Wednesday, July 29, 2009

Jen's Column / Summer

This is, you may remember, my "taking a hiatus from my real life" summer. I took steps to ensure this. I took the semester off from graduate school. I stepped back from some of my writing and volunteer commitments. Heck, I didn't even sign the kids up for baseball. (Was that a gasp I heard?! Don't worry, it hasn't seemed to stunt their development so far.)

The plan was to spend most of the summer at our cabin in the woods taking it easy. Laying low. Breathing deeply. Being one with… something. I figured I'd spend entire afternoons reading in a lawn chair, napping in the hammock, and effortlessly writing epic novels in my journal. I may have gone so far as to imagine bluebirds landing on my shoulder and singing into my ear.

It's a good theory for a weekend — or even a week — but eventually the dishes pile up. And at the cabin, they have to be done by hand. The dirty clothes pile up, too, and they have to be done at the Laundromat. And the kids, if you can believe it, want to eat — whole meals several times a day.
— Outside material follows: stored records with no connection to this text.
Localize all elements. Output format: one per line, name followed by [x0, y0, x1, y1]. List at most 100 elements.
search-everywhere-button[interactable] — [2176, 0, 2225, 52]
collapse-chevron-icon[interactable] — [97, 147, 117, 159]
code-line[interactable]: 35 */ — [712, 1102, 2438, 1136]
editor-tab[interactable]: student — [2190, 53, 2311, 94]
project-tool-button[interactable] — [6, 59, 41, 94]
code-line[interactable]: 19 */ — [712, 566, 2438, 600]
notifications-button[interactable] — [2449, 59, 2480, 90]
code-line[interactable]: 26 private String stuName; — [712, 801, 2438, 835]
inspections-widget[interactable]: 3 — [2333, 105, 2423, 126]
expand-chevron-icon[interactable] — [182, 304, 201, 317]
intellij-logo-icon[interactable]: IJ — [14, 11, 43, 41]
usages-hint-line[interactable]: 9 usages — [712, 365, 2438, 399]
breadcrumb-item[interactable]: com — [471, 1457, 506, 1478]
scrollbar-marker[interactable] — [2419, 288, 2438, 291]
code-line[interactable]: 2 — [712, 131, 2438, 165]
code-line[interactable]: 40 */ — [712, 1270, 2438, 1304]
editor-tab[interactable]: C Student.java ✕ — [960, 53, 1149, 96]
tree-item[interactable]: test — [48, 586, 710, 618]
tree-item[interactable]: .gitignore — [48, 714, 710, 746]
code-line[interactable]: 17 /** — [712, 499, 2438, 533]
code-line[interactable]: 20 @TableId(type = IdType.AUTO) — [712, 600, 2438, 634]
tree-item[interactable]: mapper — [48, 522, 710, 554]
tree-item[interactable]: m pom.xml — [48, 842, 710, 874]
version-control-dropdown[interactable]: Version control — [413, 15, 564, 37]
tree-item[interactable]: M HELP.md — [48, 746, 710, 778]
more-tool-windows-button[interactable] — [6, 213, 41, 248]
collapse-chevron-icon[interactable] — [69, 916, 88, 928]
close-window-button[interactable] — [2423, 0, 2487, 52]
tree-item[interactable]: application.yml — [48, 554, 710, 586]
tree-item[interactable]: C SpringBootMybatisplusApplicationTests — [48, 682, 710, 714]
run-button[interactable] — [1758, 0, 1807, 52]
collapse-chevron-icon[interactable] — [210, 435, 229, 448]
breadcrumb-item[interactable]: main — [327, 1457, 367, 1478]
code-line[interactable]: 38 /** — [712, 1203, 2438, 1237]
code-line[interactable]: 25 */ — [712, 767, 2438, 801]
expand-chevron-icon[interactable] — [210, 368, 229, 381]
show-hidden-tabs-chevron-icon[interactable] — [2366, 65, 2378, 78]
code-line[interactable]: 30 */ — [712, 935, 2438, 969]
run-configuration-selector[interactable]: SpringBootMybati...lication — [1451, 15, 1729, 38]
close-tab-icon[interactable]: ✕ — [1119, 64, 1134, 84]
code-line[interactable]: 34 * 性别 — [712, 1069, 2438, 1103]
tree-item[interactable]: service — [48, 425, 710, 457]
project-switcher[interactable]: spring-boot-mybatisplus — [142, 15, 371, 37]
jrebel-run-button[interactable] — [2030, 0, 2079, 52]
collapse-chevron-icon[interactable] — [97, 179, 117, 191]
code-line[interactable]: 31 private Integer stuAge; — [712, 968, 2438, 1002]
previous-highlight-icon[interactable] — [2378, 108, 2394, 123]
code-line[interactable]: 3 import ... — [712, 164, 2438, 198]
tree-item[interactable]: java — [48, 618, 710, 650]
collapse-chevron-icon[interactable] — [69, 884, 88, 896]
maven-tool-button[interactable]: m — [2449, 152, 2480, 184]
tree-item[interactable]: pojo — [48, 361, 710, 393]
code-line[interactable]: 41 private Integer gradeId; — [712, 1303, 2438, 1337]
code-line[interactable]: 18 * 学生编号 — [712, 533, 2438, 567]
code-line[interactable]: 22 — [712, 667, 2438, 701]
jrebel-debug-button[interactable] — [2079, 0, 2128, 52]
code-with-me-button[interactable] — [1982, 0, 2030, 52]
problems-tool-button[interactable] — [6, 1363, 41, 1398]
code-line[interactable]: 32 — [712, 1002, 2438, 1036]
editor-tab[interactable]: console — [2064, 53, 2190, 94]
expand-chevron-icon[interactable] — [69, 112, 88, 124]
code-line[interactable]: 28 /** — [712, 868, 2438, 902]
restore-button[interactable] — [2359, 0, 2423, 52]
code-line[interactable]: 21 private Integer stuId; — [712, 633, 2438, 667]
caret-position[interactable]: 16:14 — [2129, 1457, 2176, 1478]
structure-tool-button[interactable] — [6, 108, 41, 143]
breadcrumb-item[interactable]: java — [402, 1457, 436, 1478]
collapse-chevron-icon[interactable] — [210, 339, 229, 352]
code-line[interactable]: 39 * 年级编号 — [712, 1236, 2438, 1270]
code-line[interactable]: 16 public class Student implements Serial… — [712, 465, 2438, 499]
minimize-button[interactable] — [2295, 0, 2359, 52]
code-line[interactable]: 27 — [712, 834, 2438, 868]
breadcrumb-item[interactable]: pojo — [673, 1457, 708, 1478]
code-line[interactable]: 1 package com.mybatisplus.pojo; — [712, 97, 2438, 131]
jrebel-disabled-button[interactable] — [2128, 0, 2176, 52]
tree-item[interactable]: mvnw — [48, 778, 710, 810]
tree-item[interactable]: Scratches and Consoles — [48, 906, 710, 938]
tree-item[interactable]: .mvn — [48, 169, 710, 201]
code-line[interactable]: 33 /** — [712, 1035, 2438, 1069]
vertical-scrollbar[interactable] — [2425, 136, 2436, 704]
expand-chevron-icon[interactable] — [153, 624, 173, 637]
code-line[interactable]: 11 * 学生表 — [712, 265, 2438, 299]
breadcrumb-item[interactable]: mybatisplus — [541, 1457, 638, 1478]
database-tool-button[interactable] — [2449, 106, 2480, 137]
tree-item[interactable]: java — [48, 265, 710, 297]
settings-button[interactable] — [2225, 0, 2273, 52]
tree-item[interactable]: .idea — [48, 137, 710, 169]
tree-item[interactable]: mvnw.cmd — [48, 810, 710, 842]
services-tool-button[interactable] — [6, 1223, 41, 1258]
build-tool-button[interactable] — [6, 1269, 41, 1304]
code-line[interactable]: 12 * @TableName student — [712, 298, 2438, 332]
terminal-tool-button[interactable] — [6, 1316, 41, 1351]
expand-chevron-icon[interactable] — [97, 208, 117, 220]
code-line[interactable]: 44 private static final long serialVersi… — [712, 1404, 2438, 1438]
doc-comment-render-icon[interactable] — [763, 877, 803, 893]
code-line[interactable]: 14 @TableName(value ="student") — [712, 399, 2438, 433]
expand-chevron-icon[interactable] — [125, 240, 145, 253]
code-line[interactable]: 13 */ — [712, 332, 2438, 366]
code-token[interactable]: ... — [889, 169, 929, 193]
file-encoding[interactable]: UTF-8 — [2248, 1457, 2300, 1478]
Of course there are also campfires to build and marshmallow sticks to sharpen and children to chase down with sunscreen. There are miniature birch bark canoes to make and sail down the Mississippi River. There is grass to mow and bug spray to bathe in (oh, glorious DEET). There are grandmas to visit, cousins to entertain, and — yes — running and swimming and biking to eke out if I'm going to get through this triathlon in August.

It's enough to keep one busy if busy is what one wants. And it turns out that no matter where I am — here or the cabin or at the at one of the dozens of Dairy Queens in between — I'm just not wired to lounge. You can take the Type A away from her schedule, but you can't take the schedule out of the Type A.

Don't think for one minute that I'm complaining. No way, no how. I'm having a fantastic summer. But I will say this: The time I've spent in the woods has made me appreciate the things I've taken for granted in "city life." Like carpeting. And water pressure. And overhead lights. I revel in these things when I come back home — I stand under the showerhead and think, "We live like kings! Kings!"

Here at home, I open the door to the refrigerator — and the light works. I go out on the deck to shake a rug, and horseflies don't circle my head. I pass Target on the way into town — a mere three miles from my house! — and I weep. Well, maybe I don't actually weep, but I do put my hand over my heart and shake my head in astonishment. "Imagine!" I say to the kids. "If we need toilet paper, we can just go get it."
And I have to say that despite the peace and solitude and privacy of life in the woods, the most memorable moment of my summer has been in our very own Rochester backyard.

It was my 10-year-old's birthday, and we went out for a family bike ride after his birthday dinner (which, at his request, consisted of noodles and Alfredo sauce, saltine crackers and jellied cranberry sauce). It was this great, temperate night and the four of us spent the ride laughing and talking. When we arrived back home, the boys played in the dusky backyard air while devouring fudgsicles from the garage freezer. My-seven-year old's face was chocolate from his nose down. My ten-year-old rode so high on the swing that every so often his head silhouetted against the moon.
"This is what summer is all about," I yelled from where I sat on the lawn. "Fudgsicles and swinging on a warm breezy evening."

As the night wound down, we sat together watching the flames in the fire pit. My birthday boy put his arm over mine and emitted what can only be called a contented sigh. It remains the sweetest sound I've ever heard.

"Remember this moment," I told him, resting my head against his. "This is summer."